6. Warm to room temperature; then add 20 µl (2x volume) of 1M MES buffer to neutralize pH and stop hydrolysis. Add MES buffer after warming tube to room temperature to prevent precipitation. Volume is approximately 110 µl at this point.



Purification of RNA with RNaid Matrix


7. Add 3 volumes of RNA Binding Salt and mix. Do not precipitate or gel purify RNA prior to adding RNA Binding Salt and RNaid Matrix. Pre-purifying the "hot" RNA can lead to very tight binding to the RNaid Matrix and will be difficult to elute.



8. Estimate the amount of transcripts and add 1-2 µl of RNaid Matrix per µg of RNA; add a minimum of 5 µl RNaid Matrix. Mix well and incubate at room temperature for 5 minutes with occasional mixing to allow adsorption of RNA to the matrix.



9. Spin for 1 minute in microcentrifuge at maximum speed and remove and discard supernatant which contains most of the unincorporated label. Follow precautions and regulations for handling and disposing of radioactive materials as specified in Radioactive Materials License.



10. Wash pellet two times with 500 µl RNA Wash Solution (remember to add ethanol before first use) and resuspend pellet completely by mixing with pipet tip. Spin for 1 minute in microcentrifuge at maximum speed and remove supernatant.
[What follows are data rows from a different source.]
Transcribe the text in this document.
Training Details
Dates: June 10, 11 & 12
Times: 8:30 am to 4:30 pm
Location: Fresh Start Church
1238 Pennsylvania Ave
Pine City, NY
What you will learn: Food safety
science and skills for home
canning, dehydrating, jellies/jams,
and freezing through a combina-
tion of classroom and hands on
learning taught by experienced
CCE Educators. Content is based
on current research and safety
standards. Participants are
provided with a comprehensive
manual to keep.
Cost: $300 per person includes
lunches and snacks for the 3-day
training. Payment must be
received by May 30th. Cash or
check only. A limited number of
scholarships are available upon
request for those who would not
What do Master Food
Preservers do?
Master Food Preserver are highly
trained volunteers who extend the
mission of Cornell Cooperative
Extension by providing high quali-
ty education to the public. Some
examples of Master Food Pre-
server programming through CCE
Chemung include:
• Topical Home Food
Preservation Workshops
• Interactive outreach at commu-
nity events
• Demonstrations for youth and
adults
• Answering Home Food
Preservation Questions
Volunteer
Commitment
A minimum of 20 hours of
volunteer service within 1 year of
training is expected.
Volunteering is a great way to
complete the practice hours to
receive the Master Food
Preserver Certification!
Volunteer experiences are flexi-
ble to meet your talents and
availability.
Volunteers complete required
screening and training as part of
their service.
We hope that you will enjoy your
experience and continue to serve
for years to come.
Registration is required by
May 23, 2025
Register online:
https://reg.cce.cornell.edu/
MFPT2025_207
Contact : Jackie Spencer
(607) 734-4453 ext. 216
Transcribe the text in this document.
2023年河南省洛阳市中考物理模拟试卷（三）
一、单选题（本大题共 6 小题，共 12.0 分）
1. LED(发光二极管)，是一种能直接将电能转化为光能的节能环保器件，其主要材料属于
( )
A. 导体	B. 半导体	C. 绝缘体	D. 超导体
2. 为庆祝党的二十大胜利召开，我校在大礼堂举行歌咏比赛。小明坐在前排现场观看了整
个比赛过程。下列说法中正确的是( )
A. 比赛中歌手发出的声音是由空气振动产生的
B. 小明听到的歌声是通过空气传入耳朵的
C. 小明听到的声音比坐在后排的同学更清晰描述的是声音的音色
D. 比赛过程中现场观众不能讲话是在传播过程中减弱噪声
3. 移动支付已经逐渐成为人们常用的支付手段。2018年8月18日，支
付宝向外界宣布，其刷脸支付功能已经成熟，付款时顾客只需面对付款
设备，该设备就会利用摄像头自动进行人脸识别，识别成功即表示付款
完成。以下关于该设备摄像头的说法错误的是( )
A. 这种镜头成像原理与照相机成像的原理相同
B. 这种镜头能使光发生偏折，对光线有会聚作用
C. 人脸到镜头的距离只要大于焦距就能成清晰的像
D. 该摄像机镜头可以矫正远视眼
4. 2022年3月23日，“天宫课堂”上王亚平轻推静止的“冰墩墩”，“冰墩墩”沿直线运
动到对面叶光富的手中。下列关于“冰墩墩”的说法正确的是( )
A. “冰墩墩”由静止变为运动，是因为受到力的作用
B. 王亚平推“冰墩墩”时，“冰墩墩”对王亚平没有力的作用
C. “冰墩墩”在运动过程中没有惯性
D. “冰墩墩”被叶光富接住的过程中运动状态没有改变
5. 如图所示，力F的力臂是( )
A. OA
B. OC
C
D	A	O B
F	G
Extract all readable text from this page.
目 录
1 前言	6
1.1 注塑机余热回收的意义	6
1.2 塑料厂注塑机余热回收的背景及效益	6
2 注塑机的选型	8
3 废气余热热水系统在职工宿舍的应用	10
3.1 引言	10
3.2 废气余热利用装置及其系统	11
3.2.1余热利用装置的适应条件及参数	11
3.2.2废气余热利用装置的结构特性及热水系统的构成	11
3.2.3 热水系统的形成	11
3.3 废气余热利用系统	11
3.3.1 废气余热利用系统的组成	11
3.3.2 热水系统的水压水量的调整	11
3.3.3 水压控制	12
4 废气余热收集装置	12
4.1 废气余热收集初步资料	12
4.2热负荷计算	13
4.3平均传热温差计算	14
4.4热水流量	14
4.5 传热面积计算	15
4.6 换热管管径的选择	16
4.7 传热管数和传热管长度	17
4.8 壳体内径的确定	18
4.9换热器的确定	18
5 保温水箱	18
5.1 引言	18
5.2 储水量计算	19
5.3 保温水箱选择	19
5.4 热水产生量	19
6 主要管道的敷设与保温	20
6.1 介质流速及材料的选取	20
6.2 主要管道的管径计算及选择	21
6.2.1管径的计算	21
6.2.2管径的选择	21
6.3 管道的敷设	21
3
11. Remove residual traces of liquid and elute RNA with appropriate volume of DEPC-Treated Water by carefully resuspending pellet and incubating at 50°C for 3 minutes. Spin for 1 minute and remove supernatant containing labeled RNA to new tube. If using the SPIN option, transfer suspension to a SPIN Filter and spin for 1 minute in microcentrifuge. The supernatant containing RNA will be in the catch tube.